Dia begitu mempercayai saya, dan sering kemana-mana dia hampir selalu bersama-sama dengan saya. Dia pernah mengatakan padaku, bahwa dia begitu sayang padaku, sebagai seorang sahabat yang sudah dianggap sebagai saudara. Saya memakluminya, dia adalah anak tunggal yang tidak pernah merasakan indahnya jika memiliki saudara. Meskipun dia hidup berkecukupan, orang tuanya termasuk kalangan terpandang dengan segala kecukupan, tapi dia masih merasa kekurangan. 

Itu pula  sebabnya, dia perlu memiliki orang-orang terdekat, yang dia percayai. Saya salah satunya. Dia bahkan sering mengajakku menemaninya untuk ngobrol di rumah ketika orang tuanya sedang ke luar kota atau mengajak jalan-jalan dan menghabiskan waktu berdua menonton film atau makan. dia menjadikanku tempat dia berbagai, menceritakan segalanya bahkan untuk urusan pribadi. Dia begitu mempercayaiku.

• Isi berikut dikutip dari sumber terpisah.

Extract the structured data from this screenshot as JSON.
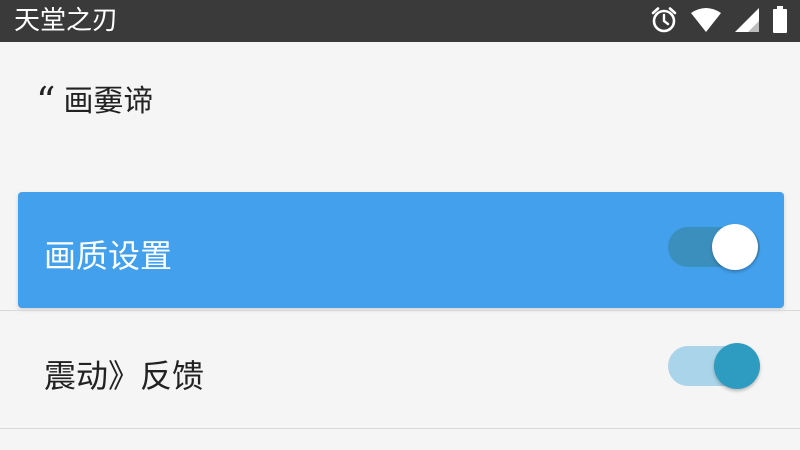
{
  "status_bar": {
    "app_title": "天堂之刃",
    "icons": [
      "alarm-clock-icon",
      "wifi-icon",
      "cell-signal-icon",
      "battery-icon"
    ],
    "background_color": "#3a3a3a"
  },
  "section": {
    "quote_glyph": "“",
    "title": "画嫑谛"
  },
  "settings": [
    {
      "label": "画质设置",
      "toggle_on": true,
      "highlighted": true,
      "highlight_color": "#42a0ed"
    },
    {
      "label": "震动》反馈",
      "toggle_on": true,
      "highlighted": false,
      "accent_color": "#2e9cc0"
    }
  ]
}
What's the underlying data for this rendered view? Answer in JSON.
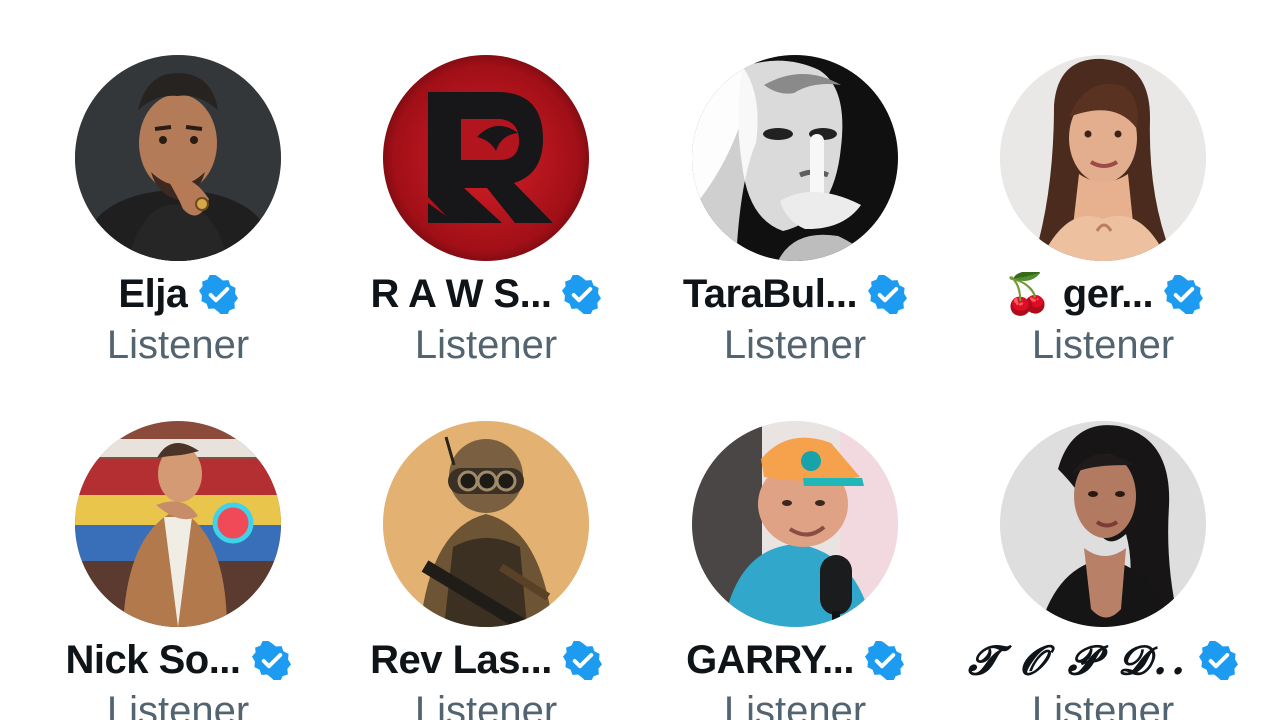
{
  "space": {
    "listeners": [
      {
        "name": "Elja",
        "role": "Listener",
        "verified": true,
        "avatar_icon": "man-thinking-avatar"
      },
      {
        "name": "R A W S...",
        "role": "Listener",
        "verified": true,
        "avatar_icon": "red-eagle-r-logo-avatar"
      },
      {
        "name": "TaraBul...",
        "role": "Listener",
        "verified": true,
        "avatar_icon": "bw-woman-shh-avatar"
      },
      {
        "name": "🍒 ger...",
        "role": "Listener",
        "verified": true,
        "avatar_icon": "woman-portrait-avatar"
      },
      {
        "name": "Nick So...",
        "role": "Listener",
        "verified": true,
        "avatar_icon": "man-store-avatar"
      },
      {
        "name": "Rev Las...",
        "role": "Listener",
        "verified": true,
        "avatar_icon": "soldier-avatar"
      },
      {
        "name": "GARRY...",
        "role": "Listener",
        "verified": true,
        "avatar_icon": "man-podcast-avatar"
      },
      {
        "name": "𝓣 𝓞 𝓟 𝓓...",
        "role": "Listener",
        "verified": true,
        "avatar_icon": "woman-dark-hair-avatar"
      }
    ]
  },
  "colors": {
    "verified": "#1d9bf0",
    "name_text": "#0f1419",
    "role_text": "#536471",
    "background": "#ffffff"
  }
}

Saya pernah sekali bertanya, mengapa dia memperlakukanku “berbeda”? Dalam artian, saya diperlakukan istimewa. Jawabnya sederhana, karena menurutnya saya begitu memahami apa “kemauan” dia. Tapi ini bukan berarti aku “menuruti” apa saja maunya, tapi lebih ke saya bisa membaca pikiran dan kemauannya. Kemudian satu hal lagi yang membuat saya begitu berbeda baginya adalah, saya tak pernah memaksakan keinginan dan pandangan saya padanya. Ketika misalnya, dia sedang bimbang karena urusan asmara, saya hanya mengatakan padanya “pilihlah mana yang terbaik dan resikonya kecil, karena semua urusan tergantung diri kita masing-masing”. Begitulah kira-kira mengapa saya mendapat tempat yang spesial baginya.

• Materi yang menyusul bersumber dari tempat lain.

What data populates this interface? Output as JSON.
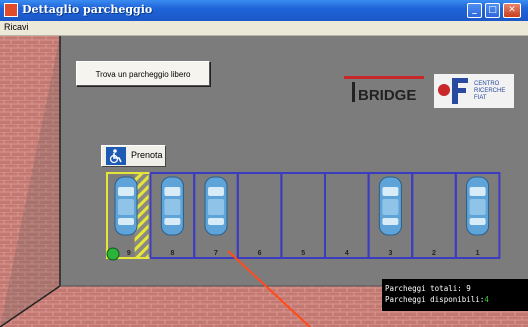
{
  "window": {
    "title": "Dettaglio parcheggio",
    "buttons": [
      "minimize",
      "maximize",
      "close"
    ]
  },
  "menu": {
    "items": [
      "Ricavi"
    ]
  },
  "actions": {
    "find_free": "Trova un parcheggio libero"
  },
  "logos": {
    "bridge_text": "BRIDGE",
    "crf_lines": [
      "CENTRO",
      "RICERCHE",
      "FIAT"
    ]
  },
  "reservation": {
    "button_label": "Prenota",
    "icon": "wheelchair-icon"
  },
  "parking": {
    "slots": [
      {
        "number": "9",
        "occupied": true,
        "handicap": true,
        "selected": true
      },
      {
        "number": "8",
        "occupied": true
      },
      {
        "number": "7",
        "occupied": true
      },
      {
        "number": "6",
        "occupied": false
      },
      {
        "number": "5",
        "occupied": false
      },
      {
        "number": "4",
        "occupied": false
      },
      {
        "number": "3",
        "occupied": true
      },
      {
        "number": "2",
        "occupied": false
      },
      {
        "number": "1",
        "occupied": true
      }
    ]
  },
  "status": {
    "total_label": "Parcheggi totali:",
    "total_value": "9",
    "available_label": "Parcheggi disponibili:",
    "available_value": "4"
  },
  "colors": {
    "slot_line": "#3c3cc0",
    "selected_line": "#e6e63a",
    "ground": "#7c7c7c",
    "brick": "#c47872",
    "marker": "#2ab53a",
    "pointer": "#ff4a1a"
  }
}
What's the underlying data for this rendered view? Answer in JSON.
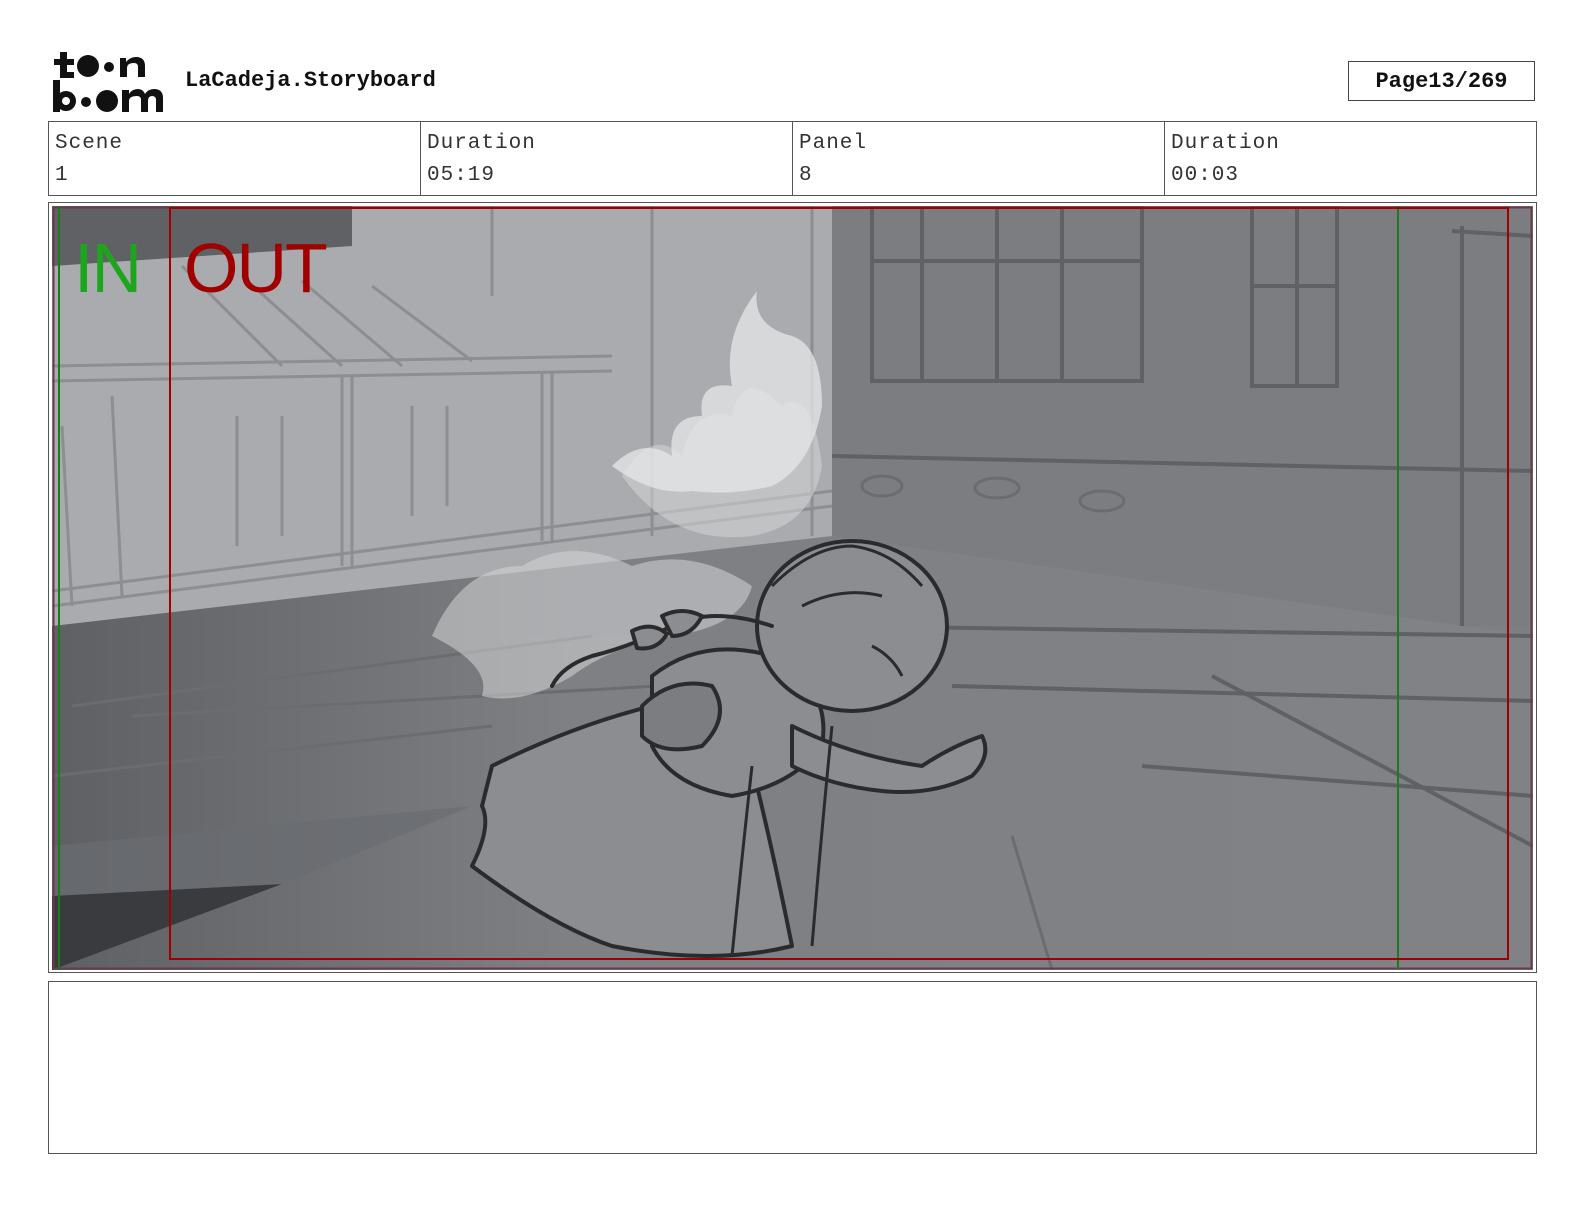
{
  "logo": {
    "line1": "toon",
    "line2": "boom"
  },
  "header": {
    "title": "LaCadeja.Storyboard",
    "page_label": "Page",
    "page_value": "13/269"
  },
  "info": {
    "scene_label": "Scene",
    "scene_value": "1",
    "scene_duration_label": "Duration",
    "scene_duration_value": "05:19",
    "panel_label": "Panel",
    "panel_value": "8",
    "panel_duration_label": "Duration",
    "panel_duration_value": "00:03"
  },
  "frame": {
    "in_label": "IN",
    "out_label": "OUT",
    "in_color": "#1ea51e",
    "out_color": "#a00000"
  },
  "notes": ""
}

Tapi tepat sebelum kita lulus SMA, perasaan cinta dan sayang sebagai sahabat dan saudara itu berubah drastis menjadi kebencian. Saat itu terjadi, saya tak pernah paham. Saya yang begitu dia percayai, dia banggakan, tiba-tiba menjadi orang yang paling dia benci. Saya yang dulu menjadi orang kepercayannya tiba-tiba menjadi musuh nomor satu. Saya tak menyangka, orang bisa berubah begitu cepat. Mengapa orang bisa dengan mudah membenci orang lain?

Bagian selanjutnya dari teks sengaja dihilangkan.